Nicht wesentlich i.S. von § 130 Abs. 2 Nr. 3 AO 1977 sei auch, ob die Klägerin im Anschluß an den Erwerb des Grundstücks die steuerliche Förderung nach dem Eigenheimzulagengesetz in Anspruch nehme. Einerseits sei diese Inanspruchnahme nicht zwingend. Zum anderen diene die Eigenheimzulage der Förderung familiengerechten Wohnens im eigenen Wohneigentum. Dieser Förderungszweck würde tangiert, wenn ein in die Zukunft gerichteter Anspruch auch auf die Eigenheimzulage dem Erlaß von Steuern aus persönlichen Gründen entgegenstünde.
Dagegen hat das FA die vom Senat zugelassene Revision eingelegt. Es rügt Verletzung von § 96 Abs. 1 Satz 1 der Finanzgerichtsordnung (FGO). Das FG sei bei seiner Entscheidung davon ausgegangen, daß der Vater der Klägerin für den Hauskauf 50 000 DM darlehensweise zur Verfügung habe stellen sollen. Daß dieser Betrag der Klägerin darlehensweise von ihrem Vater überlassen worden sei, und nicht etwa geschenkt worden sei, lasse sich den Akten nicht entnehmen.
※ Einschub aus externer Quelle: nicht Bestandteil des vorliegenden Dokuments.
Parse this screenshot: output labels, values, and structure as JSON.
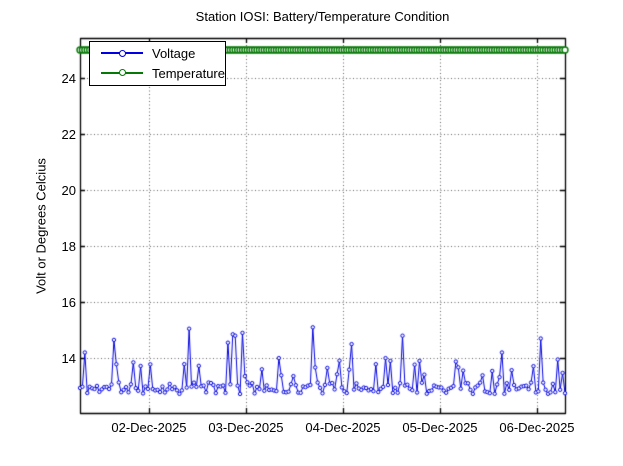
{
  "chart_data": {
    "type": "line",
    "title": "Station IOSI: Battery/Temperature Condition",
    "ylabel": "Volt or Degrees Celcius",
    "xlabel": "",
    "ylim": [
      12.04,
      25.43
    ],
    "yticks": [
      14,
      16,
      18,
      20,
      22,
      24
    ],
    "x_span_days": 5,
    "xticks": {
      "labels": [
        "02-Dec-2025",
        "03-Dec-2025",
        "04-Dec-2025",
        "05-Dec-2025",
        "06-Dec-2025"
      ],
      "positions_days": [
        0.711,
        1.711,
        2.711,
        3.711,
        4.711
      ]
    },
    "grid": "dotted",
    "grid_color": "#606060",
    "axis_color": "#000000",
    "legend": {
      "position": "top-left",
      "entries": [
        "Voltage",
        "Temperature"
      ]
    },
    "series": [
      {
        "name": "Voltage",
        "color": "#0000E0",
        "marker": "circle",
        "samples_per_day": 40,
        "baseline_range": [
          12.72,
          13.14
        ],
        "medium_spike_probability": 0.1,
        "medium_spike_range": [
          13.3,
          13.95
        ],
        "noise_seed": 11,
        "spikes": [
          {
            "t": 0.062,
            "v": 14.2
          },
          {
            "t": 0.361,
            "v": 14.65
          },
          {
            "t": 1.136,
            "v": 15.05
          },
          {
            "t": 1.527,
            "v": 14.55
          },
          {
            "t": 1.576,
            "v": 14.85
          },
          {
            "t": 1.602,
            "v": 14.8
          },
          {
            "t": 1.671,
            "v": 14.9
          },
          {
            "t": 2.044,
            "v": 14.0
          },
          {
            "t": 2.406,
            "v": 15.1
          },
          {
            "t": 2.55,
            "v": 13.65
          },
          {
            "t": 2.808,
            "v": 14.5
          },
          {
            "t": 3.149,
            "v": 14.0
          },
          {
            "t": 3.2,
            "v": 13.9
          },
          {
            "t": 3.335,
            "v": 14.8
          },
          {
            "t": 3.489,
            "v": 13.9
          },
          {
            "t": 4.357,
            "v": 14.2
          },
          {
            "t": 4.749,
            "v": 14.7
          },
          {
            "t": 4.935,
            "v": 13.95
          }
        ]
      },
      {
        "name": "Temperature",
        "color": "#067806",
        "marker": "circle",
        "constant_value": 25,
        "samples_per_day": 40
      }
    ]
  }
}
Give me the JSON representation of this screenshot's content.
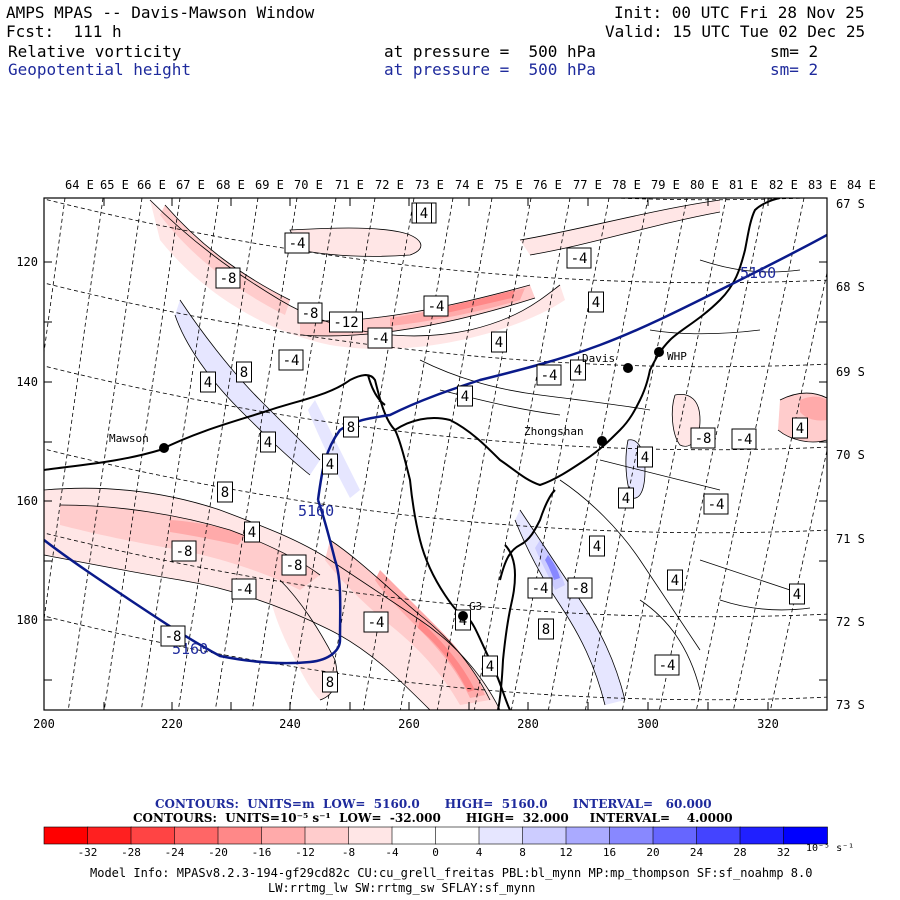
{
  "header": {
    "title": "AMPS MPAS -- Davis-Mawson Window",
    "init": "Init: 00 UTC Fri 28 Nov 25",
    "fcst": "Fcst:  111 h",
    "valid": "Valid: 15 UTC Tue 02 Dec 25",
    "field1": {
      "name": "Relative vorticity",
      "level": "at pressure =  500 hPa",
      "smooth": "sm= 2"
    },
    "field2": {
      "name": "Geopotential height",
      "level": "at pressure =  500 hPa",
      "smooth": "sm= 2"
    }
  },
  "map": {
    "lon_labels": [
      "64 E",
      "65 E",
      "66 E",
      "67 E",
      "68 E",
      "69 E",
      "70 E",
      "71 E",
      "72 E",
      "73 E",
      "74 E",
      "75 E",
      "76 E",
      "77 E",
      "78 E",
      "79 E",
      "80 E",
      "81 E",
      "82 E",
      "83 E",
      "84 E"
    ],
    "lat_labels": [
      "67 S",
      "68 S",
      "69 S",
      "70 S",
      "71 S",
      "72 S",
      "73 S"
    ],
    "y_ticks": [
      "120",
      "140",
      "160",
      "180"
    ],
    "x_ticks": [
      "200",
      "220",
      "240",
      "260",
      "280",
      "300",
      "320"
    ],
    "stations": [
      {
        "name": "Mawson"
      },
      {
        "name": "Davis"
      },
      {
        "name": "WHP"
      },
      {
        "name": "Zhongshan"
      },
      {
        "name": "G3"
      }
    ],
    "height_labels": [
      "5160",
      "5160",
      "5160"
    ],
    "vort_labels": [
      "-4",
      "-4",
      "-8",
      "-4",
      "-8",
      "-12",
      "-4",
      "-4",
      "-4",
      "4",
      "4",
      "8",
      "-4",
      "4",
      "4",
      "4",
      "4",
      "8",
      "4",
      "4",
      "-8",
      "-4",
      "4",
      "8",
      "4",
      "-4",
      "4",
      "-8",
      "4",
      "-4",
      "-8",
      "-4",
      "-4",
      "-8",
      "4",
      "8",
      "4",
      "4",
      "4",
      "8",
      "-4",
      "-8",
      "4"
    ]
  },
  "legend": {
    "contours1": "CONTOURS:  UNITS=m  LOW=  5160.0      HIGH=  5160.0      INTERVAL=   60.000",
    "contours2": "CONTOURS:  UNITS=10⁻⁵ s⁻¹  LOW=  -32.000      HIGH=  32.000     INTERVAL=    4.0000",
    "colorbar_ticks": [
      "-32",
      "-28",
      "-24",
      "-20",
      "-16",
      "-12",
      "-8",
      "-4",
      "0",
      "4",
      "8",
      "12",
      "16",
      "20",
      "24",
      "28",
      "32"
    ],
    "colorbar_units": "10⁻⁵ s⁻¹",
    "colors": [
      "#ff0000",
      "#ff2020",
      "#ff4444",
      "#ff6666",
      "#ff8888",
      "#ffaaaa",
      "#ffcccc",
      "#ffe6e6",
      "#ffffff",
      "#ffffff",
      "#e6e6ff",
      "#ccccff",
      "#aaaaff",
      "#8888ff",
      "#6666ff",
      "#4444ff",
      "#2020ff",
      "#0000ff"
    ]
  },
  "model_info": {
    "line1": "Model Info: MPASv8.2.3-194-gf29cd82c CU:cu_grell_freitas PBL:bl_mynn MP:mp_thompson SF:sf_noahmp 8.0",
    "line2": "LW:rrtmg_lw SW:rrtmg_sw SFLAY:sf_mynn"
  }
}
Das FA beantragt, unter Aufhebung der Vorentscheidung die Klage abzuweisen.
Die Klägerin beantragt, die Revision zurückzuweisen.
Entscheidungsgründe
II. Die Revision des FA ist begründet; das angefochtene Urteil ist aufzuheben und die Sache zur anderweitigen Verhandlung und Entscheidung an das FG zurückzuverweisen (§ 126 Abs. 3 Nr. 2 FGO).
Das FG hat ―nach seiner Rechtsauffassung― entscheidungserhebliche Tatsachen nicht aufgeklärt und damit gegen § 96 Abs. 1 Satz 1 FGO verstoßen.
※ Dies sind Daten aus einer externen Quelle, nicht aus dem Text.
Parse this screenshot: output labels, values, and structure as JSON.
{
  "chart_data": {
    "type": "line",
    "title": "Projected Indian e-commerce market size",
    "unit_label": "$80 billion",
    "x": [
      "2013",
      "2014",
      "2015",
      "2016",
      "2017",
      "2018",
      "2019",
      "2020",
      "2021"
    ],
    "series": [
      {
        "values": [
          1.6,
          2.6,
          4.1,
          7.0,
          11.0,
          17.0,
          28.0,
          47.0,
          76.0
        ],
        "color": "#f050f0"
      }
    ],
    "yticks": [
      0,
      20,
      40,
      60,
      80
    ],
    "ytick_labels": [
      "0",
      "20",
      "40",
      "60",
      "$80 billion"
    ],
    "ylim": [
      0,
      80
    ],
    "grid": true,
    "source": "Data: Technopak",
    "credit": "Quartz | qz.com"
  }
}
Das FG ist bei seiner Entscheidung davon ausgegangen, daß der Vater der Klägerin den zur Verfügung gestellten Betrag von 50 000 DM nur darlehensweise hingegeben habe. Wie jedoch das FA zutreffend vorgetragen hat, ist ein derartiger Sachverhalt den Akten nicht zu entnehmen und kann auch nicht mündlich vorgetragen sein, weil eine mündliche Verhandlung nicht stattgefunden hat. Hierin liegt ein Verstoß gegen § 96 Abs. 1 Satz 1 FGO, der zur Zurückverweisung der Sache zur erneuten Verhandlung und Entscheidung an das FG führt.
Zur weiteren Begründung verweist der Senat auf das Urteil des III. Senats des Bundesfinanzhofs vom 23. März 1999 III R 46/98, das in dem Parallelverfahren des Ehemanns der Klägerin ergangen ist.